Holyjeans & My Favorite Things review
November 5, 2011
Slippery Willie’s Stupid, Ugly Shoes
by Amy Ditmore
As a mom of 4, I have heard so many things that kids worry about that us as adults wouldn’t think twice about. From not wearing short because they have chicken legs ( a problem I wish I had 🙂 ), or their legs are too white, or too dark and chunky…( I have one child with each lol) and now my 11 year old is beginning to have those “dreaded pimples”. He came home the other day and ran to the mirror, and to his surprise the blemish on his nose was “much huger that what I thought it was. Everybody saw it Mom!” In reality it wasn’t that “much huger” it was just his imagination. It’s funny sometimes to hear how the smallest things affect them, and how they worry about what people will say. This is what happened to the little Willie in Slippery Willie’s Stupid, Ugly Shoes.
Slippery Willie earned his name from being the “slipperiest” kid ever! He slipped and slid all over the place, across floors, up, down, and around the walls, EVERYWHERE. In order to keep him safe from all the slip-sliding he was doing, he had to wear these special shoes made for him to keep him from slipping so much. Willie hated these shoes, and he told his mother they were “stupid and ugly”. He was so fearful that everyone would make fun of him, so worried that it was, in fact, affecting his sleep. As the story goes on, Slippery Willie learns that sometimes we stress ourselves way too much about something that really isn’t as big a deal as we think.

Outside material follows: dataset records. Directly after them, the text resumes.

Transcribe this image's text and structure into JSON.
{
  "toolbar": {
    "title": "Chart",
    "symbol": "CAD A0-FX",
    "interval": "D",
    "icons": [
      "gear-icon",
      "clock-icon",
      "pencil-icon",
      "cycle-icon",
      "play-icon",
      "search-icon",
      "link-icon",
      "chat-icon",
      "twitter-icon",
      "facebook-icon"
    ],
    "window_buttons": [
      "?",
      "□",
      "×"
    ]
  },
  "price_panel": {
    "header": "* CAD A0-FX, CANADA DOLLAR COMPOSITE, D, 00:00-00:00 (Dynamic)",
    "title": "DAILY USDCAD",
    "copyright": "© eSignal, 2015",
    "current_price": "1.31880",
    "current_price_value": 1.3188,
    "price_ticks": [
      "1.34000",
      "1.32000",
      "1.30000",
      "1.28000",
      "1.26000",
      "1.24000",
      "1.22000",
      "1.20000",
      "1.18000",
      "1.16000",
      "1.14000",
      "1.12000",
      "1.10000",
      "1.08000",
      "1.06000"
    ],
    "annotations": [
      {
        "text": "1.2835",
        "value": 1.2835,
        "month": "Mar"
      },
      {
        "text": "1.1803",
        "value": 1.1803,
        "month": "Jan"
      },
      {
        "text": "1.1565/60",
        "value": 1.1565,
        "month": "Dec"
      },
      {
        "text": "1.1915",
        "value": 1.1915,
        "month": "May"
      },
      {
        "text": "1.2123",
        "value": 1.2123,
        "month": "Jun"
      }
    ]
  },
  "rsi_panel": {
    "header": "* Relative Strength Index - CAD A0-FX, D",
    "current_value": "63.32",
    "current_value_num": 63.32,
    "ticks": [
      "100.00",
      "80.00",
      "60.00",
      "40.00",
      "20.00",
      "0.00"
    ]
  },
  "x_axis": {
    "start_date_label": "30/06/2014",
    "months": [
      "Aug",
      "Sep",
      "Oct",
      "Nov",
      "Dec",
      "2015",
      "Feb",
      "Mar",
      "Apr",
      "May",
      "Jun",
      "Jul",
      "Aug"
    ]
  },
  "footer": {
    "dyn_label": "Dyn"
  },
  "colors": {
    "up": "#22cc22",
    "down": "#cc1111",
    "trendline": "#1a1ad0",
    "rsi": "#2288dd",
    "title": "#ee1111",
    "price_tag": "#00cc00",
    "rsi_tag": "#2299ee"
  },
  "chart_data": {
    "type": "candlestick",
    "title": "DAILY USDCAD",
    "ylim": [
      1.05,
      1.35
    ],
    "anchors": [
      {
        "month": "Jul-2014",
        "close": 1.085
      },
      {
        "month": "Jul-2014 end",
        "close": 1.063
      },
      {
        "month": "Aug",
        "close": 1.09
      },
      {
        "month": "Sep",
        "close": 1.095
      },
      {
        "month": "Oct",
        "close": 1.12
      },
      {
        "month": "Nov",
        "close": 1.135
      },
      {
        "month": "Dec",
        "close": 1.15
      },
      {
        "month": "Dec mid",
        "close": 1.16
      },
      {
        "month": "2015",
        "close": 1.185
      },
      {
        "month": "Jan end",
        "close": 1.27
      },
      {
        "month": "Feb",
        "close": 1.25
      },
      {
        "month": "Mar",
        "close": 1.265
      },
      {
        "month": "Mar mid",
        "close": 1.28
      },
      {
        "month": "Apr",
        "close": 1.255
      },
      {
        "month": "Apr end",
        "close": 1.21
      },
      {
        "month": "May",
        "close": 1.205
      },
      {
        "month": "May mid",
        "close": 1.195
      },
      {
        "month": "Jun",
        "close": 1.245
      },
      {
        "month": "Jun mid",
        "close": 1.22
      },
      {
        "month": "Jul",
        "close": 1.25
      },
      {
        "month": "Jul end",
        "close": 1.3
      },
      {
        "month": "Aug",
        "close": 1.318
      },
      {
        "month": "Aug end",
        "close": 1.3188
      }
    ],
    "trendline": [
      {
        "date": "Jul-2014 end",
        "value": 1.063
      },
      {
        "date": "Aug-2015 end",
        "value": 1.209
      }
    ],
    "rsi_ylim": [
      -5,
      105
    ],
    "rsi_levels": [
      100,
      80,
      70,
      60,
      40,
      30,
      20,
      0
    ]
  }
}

Larry Peterson does a wonderful job with this book, making it pretty relevant to a conversation I would have with one of my kids about a concern they have. It’s targeted towards ages 5 or so to around 10 or 11 I would say. My boys are 10, 11, and 13 and all 3 of them thought it was a neat story. They asked me why Slippery Willie’s shoes looked so much bigger and uglier in the beginning, and in the end they didn’t look like that….. I explained that it may have been portraying how Willie viewed the shoes in his mind, compared to what they really looked like. “Ooooh……” they said.
This book is enjoyable and easy for young readers, as well as reading to your littler ones. It’s definitely lesson rich and I would recommend it to parents, grandparents, as well as teachers. In the back of the book is a section with some activities for the older kids to try. They’re aimed at teaching them empathy. There are also questions regarding how they accept difference. You’d be surprised at the answers you may get.
Even my little girl who is just 14 months liked this book. (She’s not as nice as the boys were though, because she DID laugh at Slippery Willie’s Stupid Ugly Shoes….. )
Larry Peterson was born and raised in the Bronx, New York. As a freelancer, he has written many newspaper columns for local publications. Slippery Willie’s Stupid, Ugly Shoes is his first children’s book. Peterson has lived in Pinellas Park, Florida for the past 28 years.